Nach § 2 Abs. 3 SGB IX sollen Menschen mit Behinderung mit einem Grad der Behinderung von weniger als 50, aber wenigstens 30, bei denen die übrigen Voraussetzungen des Absatzes 2 vorliegen, den schwerbehinderten Menschen gleichgestellt werden. Vorausgesetzt, sie können infolge ihrer Behinderung ohne die Gleichstellung einen geeigneten Arbeitsplatz nicht erlangen oder nicht behalten (gleichgestellte behinderte Menschen). Für gleichgestellte behinderte Menschen gelten die Vorschriften über den Zusatzurlaub nicht. Die Verweisungsvorschrift des § 151 Abs. 3 SGB IX nimmt § 208 SGB IX ausdrücklich aus. Gleichgestellte haben also keinen gesetzlichen Anspruch auf den Zusatzurlaub (BAG, Urteil v. 22.7.2021, 2 AZR 193/21, Rz. 11; BAG, Urteil v. 11.6.2020, 2 AZR 442/19, Rz. 18[1]).

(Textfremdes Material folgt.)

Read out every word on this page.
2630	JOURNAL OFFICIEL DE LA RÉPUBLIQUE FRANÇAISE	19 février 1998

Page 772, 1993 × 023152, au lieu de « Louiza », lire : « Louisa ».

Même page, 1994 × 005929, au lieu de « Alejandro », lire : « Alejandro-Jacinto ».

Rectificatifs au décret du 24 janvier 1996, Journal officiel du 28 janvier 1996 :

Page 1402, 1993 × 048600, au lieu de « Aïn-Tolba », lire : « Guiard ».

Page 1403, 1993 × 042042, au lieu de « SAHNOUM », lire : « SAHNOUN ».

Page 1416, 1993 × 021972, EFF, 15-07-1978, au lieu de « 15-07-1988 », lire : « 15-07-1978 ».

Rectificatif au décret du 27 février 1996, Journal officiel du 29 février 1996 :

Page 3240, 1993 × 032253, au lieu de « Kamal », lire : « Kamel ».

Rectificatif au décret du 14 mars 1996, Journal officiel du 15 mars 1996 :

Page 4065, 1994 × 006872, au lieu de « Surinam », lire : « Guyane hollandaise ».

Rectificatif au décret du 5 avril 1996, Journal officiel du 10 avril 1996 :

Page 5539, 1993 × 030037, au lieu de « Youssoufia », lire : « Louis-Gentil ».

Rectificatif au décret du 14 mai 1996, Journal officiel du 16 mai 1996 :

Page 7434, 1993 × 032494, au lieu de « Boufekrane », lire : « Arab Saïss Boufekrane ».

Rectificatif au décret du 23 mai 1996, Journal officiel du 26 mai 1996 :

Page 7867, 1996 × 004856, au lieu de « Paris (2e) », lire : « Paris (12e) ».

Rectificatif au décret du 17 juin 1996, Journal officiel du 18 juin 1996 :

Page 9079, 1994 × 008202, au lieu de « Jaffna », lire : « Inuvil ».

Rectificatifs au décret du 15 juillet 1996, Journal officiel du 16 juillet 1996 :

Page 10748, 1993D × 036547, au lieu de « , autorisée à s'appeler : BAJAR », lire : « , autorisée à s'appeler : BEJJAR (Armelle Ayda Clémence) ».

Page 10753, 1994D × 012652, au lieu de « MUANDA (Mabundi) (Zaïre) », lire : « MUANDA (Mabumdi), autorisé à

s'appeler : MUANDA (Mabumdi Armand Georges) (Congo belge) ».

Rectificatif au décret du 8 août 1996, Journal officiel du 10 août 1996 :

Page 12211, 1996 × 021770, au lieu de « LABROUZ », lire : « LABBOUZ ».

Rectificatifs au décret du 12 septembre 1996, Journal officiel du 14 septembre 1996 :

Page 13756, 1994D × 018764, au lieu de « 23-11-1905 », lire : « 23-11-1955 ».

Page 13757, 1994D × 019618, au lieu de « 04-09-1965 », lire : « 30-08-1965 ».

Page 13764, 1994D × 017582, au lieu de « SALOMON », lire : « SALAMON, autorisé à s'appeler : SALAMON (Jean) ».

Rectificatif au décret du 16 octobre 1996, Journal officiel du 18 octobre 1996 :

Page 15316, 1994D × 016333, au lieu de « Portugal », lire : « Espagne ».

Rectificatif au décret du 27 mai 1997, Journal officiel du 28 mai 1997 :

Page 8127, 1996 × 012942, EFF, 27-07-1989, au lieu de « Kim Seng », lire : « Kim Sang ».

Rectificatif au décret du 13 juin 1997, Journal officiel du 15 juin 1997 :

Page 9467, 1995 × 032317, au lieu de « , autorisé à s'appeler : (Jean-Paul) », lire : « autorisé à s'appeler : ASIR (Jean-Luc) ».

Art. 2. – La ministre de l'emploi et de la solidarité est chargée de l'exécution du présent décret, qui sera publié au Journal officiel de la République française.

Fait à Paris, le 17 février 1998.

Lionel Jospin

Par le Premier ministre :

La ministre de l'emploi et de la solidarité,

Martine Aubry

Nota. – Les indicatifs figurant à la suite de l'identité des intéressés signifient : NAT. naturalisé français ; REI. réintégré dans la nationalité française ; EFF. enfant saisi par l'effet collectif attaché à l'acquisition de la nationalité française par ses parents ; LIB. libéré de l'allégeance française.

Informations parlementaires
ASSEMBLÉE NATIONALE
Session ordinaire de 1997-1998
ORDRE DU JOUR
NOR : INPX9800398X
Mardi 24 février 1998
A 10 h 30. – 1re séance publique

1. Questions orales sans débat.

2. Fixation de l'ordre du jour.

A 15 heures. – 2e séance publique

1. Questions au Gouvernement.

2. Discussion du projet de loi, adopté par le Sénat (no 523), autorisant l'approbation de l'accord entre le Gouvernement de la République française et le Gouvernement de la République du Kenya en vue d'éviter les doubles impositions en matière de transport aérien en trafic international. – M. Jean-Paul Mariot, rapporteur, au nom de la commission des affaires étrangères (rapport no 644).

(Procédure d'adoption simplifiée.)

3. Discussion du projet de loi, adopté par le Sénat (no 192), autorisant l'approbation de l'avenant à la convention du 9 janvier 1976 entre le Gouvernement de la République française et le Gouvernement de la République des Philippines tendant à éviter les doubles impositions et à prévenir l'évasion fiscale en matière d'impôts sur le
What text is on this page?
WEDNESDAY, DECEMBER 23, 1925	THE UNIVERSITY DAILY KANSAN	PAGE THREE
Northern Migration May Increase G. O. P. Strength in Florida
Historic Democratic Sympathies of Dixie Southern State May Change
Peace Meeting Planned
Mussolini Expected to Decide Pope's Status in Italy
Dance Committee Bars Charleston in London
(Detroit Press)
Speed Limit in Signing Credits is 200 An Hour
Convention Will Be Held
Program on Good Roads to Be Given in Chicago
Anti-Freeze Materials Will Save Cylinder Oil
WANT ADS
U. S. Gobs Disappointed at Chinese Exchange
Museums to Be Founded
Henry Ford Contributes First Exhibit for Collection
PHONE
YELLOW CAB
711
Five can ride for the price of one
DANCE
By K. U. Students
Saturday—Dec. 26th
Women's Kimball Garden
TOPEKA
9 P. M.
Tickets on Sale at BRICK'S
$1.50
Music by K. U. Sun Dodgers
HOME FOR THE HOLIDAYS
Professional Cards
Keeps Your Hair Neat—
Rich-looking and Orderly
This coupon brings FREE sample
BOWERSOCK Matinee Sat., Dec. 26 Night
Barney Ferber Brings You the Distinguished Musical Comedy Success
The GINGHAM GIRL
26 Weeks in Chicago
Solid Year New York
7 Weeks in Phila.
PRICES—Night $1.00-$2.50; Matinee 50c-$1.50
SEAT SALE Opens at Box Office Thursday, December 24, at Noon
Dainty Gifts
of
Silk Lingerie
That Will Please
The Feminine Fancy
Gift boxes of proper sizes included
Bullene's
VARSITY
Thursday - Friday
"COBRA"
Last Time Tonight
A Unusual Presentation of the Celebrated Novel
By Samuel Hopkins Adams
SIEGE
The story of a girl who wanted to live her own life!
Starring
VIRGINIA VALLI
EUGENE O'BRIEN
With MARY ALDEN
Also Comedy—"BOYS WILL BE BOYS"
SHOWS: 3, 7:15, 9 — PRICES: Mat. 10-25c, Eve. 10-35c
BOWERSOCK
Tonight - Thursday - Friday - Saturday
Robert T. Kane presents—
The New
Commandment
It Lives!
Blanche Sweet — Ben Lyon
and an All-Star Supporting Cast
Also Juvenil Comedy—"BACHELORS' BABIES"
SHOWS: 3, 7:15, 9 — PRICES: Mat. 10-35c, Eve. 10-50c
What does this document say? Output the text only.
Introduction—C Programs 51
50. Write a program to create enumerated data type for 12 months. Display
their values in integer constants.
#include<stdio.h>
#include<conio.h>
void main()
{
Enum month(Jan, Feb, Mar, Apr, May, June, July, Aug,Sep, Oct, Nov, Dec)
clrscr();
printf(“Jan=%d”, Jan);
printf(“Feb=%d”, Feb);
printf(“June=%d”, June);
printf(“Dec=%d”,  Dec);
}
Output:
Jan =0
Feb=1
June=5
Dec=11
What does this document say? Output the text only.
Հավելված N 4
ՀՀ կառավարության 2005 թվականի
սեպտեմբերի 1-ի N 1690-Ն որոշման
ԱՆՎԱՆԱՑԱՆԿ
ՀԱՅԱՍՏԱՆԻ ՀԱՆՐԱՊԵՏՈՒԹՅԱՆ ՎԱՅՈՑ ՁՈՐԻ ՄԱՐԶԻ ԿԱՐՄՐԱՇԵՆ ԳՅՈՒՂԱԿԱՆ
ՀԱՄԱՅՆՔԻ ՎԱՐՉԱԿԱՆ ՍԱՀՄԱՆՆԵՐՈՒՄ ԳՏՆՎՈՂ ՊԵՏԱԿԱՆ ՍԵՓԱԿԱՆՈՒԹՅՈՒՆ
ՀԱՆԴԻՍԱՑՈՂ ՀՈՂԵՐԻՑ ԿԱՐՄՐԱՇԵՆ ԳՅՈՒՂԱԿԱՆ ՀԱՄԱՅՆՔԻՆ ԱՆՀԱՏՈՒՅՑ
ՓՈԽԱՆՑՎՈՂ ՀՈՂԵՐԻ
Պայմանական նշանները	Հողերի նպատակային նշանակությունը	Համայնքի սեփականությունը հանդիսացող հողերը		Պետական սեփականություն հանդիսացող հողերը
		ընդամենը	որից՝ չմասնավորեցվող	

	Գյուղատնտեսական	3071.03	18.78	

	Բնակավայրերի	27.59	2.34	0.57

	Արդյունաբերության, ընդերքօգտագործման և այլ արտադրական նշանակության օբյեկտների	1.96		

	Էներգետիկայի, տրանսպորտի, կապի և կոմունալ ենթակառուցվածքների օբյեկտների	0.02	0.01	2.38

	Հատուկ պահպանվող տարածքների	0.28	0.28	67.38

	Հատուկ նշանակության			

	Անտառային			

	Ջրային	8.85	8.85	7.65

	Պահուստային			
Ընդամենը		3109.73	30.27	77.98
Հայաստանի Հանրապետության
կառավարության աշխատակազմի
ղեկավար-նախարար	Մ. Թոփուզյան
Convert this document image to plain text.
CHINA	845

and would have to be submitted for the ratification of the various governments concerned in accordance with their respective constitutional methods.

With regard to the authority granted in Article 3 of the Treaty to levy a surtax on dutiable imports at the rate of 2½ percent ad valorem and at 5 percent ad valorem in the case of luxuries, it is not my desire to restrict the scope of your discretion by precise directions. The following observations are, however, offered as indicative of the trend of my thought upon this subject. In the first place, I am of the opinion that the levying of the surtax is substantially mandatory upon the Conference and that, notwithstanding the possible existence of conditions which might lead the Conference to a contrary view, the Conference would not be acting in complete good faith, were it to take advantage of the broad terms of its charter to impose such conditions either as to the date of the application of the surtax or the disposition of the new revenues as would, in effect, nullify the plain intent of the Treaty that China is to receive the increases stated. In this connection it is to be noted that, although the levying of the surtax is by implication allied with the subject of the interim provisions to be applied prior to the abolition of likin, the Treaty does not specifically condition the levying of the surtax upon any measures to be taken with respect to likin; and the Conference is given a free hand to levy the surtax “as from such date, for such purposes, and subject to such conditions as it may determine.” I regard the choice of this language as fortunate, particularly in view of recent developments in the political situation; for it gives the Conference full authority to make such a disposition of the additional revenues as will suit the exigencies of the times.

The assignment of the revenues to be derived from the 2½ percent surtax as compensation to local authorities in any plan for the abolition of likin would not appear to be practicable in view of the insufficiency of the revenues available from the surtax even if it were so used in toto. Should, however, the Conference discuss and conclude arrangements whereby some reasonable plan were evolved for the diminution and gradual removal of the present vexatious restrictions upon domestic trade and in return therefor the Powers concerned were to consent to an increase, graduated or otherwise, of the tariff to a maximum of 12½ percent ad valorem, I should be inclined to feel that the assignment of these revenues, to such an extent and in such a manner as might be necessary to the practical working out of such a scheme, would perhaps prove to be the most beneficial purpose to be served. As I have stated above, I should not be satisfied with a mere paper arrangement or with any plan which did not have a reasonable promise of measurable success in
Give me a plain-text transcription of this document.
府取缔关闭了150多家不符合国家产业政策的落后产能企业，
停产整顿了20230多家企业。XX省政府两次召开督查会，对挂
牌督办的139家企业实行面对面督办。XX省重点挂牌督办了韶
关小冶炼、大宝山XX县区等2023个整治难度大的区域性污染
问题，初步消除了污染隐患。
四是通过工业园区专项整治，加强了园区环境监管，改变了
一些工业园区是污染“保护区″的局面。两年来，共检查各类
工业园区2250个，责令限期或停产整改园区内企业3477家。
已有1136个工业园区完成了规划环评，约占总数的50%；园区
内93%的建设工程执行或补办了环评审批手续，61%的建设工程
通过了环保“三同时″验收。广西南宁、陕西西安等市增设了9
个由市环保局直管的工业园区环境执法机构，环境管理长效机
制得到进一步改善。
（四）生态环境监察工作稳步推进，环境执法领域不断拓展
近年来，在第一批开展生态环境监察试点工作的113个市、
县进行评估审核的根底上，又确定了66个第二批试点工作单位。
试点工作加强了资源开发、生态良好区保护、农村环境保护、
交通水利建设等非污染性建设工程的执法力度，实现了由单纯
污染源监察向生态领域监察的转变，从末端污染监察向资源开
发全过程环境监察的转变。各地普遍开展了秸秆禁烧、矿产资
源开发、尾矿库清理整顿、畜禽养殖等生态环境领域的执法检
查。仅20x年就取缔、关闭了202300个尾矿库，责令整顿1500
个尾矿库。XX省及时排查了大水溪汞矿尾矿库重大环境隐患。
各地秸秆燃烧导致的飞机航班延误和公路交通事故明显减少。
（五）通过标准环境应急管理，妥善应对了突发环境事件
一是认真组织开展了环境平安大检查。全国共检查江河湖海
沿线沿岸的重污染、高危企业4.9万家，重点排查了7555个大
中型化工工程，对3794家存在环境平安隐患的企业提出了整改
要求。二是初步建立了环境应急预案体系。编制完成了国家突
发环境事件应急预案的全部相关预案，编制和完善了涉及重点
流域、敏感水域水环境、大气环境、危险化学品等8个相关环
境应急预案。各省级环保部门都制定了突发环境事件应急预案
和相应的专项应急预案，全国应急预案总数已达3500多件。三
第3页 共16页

[1] Dau/Düwell/Joussen-Düwell, SGB IX, 6. Aufl. 2021, § 208 SGB IX, Rz. 9.

2.3 Geltendmachung des Anspruchs

 

Rz. 4

Auch wenn der Anspruch beim Vorliegen einer objektiven Schwerbehinderung bereits gegeben ist, so muss der Anspruch auf Zusatzurlaub dennoch gegenüber dem Arbeitgeber ausdrücklich geltend gemacht werden (BAG, Urteil v. 28.1.1982, 6 AZR 636/79) und zwar während des Urlaubsjahres oder bei Vorliegen der tarifvertraglichen oder gesetzlichen Übertragungsvoraussetzungen bis zum Ende des Übertragungszeitraums. Ansonsten geht er mit Ablauf des Urlaubsjahres bzw. mit Ablauf des Übertragungszeitraums unter. Beruft sich der Arbeitnehmer daher erst in einem späteren Urlaubsjahr auf seine Schwerbehinderung und ihm noch aus der Vergangenheit zustehenden Zusatzurlaub, muss der Arbeitgeber diesen Urlaub nicht mehr gewähren.

 
Hinweis

Auf die Feststellung der Eigenschaft als s...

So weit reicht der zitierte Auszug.